The expectation was that all tasks are completed before a vertex has finished. Also, a TaskFinishedEvent is only seen after all its datamovement events are generated and therefore logged.
The handling for for the general case where there are a lot of data movement events generated, commit started and then ended. In a scenario, where commit starts but does not end, the summary log helps catch the problem. Now, in a scenario, where commit finished successfully, there could be a situation where the AM crashed before all data movements are stored to recovery. In this scenario, we cannot do anything as the commit has already been done but we have no idea what was lost. The main crux to answer your question is that a committer cannot be invoked twice.

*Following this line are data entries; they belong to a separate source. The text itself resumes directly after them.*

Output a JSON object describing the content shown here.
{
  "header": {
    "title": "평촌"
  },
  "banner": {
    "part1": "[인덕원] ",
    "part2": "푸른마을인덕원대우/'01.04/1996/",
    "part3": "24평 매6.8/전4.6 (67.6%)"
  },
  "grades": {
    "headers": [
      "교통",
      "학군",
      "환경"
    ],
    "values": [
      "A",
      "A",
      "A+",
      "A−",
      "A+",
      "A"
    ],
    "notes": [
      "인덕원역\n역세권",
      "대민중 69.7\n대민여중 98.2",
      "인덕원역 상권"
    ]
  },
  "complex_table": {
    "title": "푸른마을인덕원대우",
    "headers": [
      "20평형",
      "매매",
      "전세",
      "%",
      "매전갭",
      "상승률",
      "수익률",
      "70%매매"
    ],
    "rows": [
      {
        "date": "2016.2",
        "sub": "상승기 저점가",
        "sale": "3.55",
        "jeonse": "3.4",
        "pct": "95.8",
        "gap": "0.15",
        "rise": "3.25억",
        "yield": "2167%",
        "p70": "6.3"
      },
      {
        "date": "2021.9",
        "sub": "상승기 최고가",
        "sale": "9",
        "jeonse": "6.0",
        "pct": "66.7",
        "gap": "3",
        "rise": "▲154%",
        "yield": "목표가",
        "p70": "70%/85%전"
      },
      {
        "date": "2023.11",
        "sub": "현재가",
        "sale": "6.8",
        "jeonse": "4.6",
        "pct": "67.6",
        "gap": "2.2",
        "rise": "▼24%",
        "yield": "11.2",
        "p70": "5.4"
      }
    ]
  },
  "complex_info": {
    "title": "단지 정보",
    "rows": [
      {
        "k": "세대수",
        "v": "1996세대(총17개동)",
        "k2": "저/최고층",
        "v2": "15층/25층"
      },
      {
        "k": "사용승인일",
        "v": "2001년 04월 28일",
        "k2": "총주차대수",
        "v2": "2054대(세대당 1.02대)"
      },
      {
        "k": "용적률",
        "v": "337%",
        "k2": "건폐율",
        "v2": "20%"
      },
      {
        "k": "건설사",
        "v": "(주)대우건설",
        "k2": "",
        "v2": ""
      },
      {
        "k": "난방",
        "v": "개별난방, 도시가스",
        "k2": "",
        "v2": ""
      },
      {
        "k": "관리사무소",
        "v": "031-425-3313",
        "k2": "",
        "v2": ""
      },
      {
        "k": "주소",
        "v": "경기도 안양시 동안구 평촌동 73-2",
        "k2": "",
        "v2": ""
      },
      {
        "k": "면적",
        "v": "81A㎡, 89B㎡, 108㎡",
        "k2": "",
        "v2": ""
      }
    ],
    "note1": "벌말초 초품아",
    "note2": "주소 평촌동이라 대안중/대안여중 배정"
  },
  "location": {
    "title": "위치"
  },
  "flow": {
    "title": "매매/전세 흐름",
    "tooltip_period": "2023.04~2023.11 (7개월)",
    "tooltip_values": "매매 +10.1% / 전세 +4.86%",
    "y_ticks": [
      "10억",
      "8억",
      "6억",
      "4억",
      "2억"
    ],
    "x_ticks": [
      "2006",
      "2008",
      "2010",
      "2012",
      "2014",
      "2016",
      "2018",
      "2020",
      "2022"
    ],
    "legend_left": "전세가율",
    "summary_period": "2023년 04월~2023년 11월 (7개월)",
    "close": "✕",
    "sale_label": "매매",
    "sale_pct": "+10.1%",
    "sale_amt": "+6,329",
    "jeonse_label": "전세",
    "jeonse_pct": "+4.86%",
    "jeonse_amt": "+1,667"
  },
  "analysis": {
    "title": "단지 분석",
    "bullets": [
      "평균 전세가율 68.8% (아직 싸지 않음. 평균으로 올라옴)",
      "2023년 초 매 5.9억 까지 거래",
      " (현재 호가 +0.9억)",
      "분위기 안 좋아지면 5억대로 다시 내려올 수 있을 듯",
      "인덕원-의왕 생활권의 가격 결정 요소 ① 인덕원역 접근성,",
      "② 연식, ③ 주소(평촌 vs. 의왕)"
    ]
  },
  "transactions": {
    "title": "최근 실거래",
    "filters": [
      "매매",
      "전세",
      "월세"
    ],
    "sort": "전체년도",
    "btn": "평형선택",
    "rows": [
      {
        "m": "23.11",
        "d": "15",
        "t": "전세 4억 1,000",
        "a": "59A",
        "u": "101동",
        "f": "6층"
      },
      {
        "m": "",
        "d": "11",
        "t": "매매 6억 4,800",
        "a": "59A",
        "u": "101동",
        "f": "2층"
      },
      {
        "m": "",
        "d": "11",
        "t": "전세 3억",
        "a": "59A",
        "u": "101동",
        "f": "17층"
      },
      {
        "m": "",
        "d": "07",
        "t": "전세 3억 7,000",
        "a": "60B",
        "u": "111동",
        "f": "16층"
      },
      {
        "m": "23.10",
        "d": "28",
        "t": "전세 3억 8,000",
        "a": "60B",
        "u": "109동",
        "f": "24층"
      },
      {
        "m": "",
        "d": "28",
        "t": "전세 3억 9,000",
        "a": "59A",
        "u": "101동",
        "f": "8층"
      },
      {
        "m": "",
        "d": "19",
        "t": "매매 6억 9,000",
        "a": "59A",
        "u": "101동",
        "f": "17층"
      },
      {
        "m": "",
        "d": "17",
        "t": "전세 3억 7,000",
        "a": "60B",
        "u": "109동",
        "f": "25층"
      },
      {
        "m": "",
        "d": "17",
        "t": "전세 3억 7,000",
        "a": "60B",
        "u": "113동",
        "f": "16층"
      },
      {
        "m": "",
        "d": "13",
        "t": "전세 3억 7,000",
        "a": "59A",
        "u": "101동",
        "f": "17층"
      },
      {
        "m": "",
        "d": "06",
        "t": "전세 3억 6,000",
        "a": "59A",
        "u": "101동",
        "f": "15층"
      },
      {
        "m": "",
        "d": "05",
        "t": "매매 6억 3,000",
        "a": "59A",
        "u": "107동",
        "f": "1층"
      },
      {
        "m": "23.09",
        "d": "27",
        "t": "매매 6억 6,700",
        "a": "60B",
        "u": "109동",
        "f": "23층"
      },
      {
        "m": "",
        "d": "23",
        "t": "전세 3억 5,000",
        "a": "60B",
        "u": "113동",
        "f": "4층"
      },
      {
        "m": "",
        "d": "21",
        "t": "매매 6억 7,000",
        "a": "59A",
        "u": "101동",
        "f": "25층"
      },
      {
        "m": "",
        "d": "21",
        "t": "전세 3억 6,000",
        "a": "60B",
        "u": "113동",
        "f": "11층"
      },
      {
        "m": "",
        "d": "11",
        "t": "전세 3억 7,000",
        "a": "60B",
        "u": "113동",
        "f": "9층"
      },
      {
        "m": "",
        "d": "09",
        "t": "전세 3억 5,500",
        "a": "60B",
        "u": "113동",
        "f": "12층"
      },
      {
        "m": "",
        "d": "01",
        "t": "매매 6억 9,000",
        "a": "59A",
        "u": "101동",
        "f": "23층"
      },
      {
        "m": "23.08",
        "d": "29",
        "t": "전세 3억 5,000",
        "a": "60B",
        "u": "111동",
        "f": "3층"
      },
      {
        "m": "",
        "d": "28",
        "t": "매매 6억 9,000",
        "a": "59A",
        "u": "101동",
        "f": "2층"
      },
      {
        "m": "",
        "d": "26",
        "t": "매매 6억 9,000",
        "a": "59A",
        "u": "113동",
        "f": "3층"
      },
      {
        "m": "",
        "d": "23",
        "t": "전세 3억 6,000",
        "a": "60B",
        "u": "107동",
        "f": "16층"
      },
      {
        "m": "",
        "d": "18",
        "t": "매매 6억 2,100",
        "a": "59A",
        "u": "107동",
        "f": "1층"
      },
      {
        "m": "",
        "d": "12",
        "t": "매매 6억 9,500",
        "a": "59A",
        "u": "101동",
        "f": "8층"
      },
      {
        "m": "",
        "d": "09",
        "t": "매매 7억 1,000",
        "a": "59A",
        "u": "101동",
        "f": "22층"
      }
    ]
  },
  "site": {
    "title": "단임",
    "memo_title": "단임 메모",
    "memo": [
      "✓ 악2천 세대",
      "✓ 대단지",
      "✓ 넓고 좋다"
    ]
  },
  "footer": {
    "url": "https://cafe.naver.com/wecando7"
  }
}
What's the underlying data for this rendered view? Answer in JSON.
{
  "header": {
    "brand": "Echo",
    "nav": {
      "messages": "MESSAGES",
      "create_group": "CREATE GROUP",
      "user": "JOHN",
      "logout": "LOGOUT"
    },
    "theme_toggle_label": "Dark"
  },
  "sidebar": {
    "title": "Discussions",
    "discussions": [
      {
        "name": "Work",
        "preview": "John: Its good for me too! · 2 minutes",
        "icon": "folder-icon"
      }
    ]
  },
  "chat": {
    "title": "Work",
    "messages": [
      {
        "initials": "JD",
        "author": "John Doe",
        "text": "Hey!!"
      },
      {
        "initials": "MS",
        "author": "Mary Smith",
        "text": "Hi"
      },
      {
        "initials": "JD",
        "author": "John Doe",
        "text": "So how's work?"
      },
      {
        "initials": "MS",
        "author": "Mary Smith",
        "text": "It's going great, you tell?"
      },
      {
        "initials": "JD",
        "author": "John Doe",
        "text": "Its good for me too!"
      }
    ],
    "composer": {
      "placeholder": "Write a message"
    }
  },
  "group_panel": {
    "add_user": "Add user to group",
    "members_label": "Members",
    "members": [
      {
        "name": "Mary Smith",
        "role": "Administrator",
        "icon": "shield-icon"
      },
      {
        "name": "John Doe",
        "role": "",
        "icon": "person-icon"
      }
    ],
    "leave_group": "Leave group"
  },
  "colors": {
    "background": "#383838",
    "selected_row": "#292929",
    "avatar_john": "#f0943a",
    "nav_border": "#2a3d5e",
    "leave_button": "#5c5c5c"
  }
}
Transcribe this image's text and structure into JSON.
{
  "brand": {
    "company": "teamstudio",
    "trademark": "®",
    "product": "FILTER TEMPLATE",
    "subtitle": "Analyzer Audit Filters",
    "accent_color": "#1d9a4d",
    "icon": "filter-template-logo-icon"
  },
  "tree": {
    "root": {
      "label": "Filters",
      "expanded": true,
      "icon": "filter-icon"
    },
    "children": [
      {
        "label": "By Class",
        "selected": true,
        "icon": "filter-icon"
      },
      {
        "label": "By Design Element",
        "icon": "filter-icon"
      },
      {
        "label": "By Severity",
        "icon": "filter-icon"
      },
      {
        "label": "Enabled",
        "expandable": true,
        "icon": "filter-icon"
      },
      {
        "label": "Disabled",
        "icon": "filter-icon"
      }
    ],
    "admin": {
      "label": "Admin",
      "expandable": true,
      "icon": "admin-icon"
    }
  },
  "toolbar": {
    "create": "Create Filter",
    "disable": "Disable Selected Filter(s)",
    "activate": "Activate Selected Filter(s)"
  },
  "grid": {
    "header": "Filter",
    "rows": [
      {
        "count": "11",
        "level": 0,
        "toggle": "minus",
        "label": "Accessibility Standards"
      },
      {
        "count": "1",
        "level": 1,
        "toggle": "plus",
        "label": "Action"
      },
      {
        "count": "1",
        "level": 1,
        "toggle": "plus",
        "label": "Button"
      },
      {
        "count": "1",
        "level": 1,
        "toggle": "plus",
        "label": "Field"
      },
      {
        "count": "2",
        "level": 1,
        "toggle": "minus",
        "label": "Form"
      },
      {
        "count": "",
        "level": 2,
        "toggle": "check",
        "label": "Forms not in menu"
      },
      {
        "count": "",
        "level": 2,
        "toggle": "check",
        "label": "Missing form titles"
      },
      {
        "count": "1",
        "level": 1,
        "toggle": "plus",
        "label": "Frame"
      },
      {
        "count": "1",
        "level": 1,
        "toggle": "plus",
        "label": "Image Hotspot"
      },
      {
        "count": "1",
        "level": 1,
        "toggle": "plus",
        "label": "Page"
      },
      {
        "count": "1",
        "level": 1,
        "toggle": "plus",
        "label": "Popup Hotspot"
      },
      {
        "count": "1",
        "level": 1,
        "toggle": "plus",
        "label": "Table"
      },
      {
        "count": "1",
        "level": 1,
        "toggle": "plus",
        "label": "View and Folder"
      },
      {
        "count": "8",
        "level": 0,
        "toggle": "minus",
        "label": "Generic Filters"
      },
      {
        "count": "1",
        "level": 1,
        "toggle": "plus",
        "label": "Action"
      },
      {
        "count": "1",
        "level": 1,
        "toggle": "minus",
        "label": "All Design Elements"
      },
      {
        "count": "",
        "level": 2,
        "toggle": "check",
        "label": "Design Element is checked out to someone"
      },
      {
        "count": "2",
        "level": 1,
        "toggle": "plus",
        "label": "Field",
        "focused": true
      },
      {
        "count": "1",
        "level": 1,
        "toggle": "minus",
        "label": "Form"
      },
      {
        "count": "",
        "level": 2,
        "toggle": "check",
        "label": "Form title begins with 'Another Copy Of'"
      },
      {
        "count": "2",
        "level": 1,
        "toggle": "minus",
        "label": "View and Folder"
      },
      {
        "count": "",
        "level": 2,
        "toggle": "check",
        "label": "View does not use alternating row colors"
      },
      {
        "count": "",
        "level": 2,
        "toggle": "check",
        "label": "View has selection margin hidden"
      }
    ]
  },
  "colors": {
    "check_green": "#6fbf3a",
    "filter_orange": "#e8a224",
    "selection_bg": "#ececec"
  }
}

Agree that VertexRecoverableEventsGeneratedEvent is a different problem. In such cases, I believe that if VertexRecoverableEventsGeneratedEvent is not seen before a VertexFinished is seen, there needs to be some additional handling for that scenario too. If a VertexRecoverableEventsGeneratedEvent is always guaranteed to be generated for a vertex and it is not seen, then that means it is a potential non-recoverable case when the vertex itself was seen to have been completed.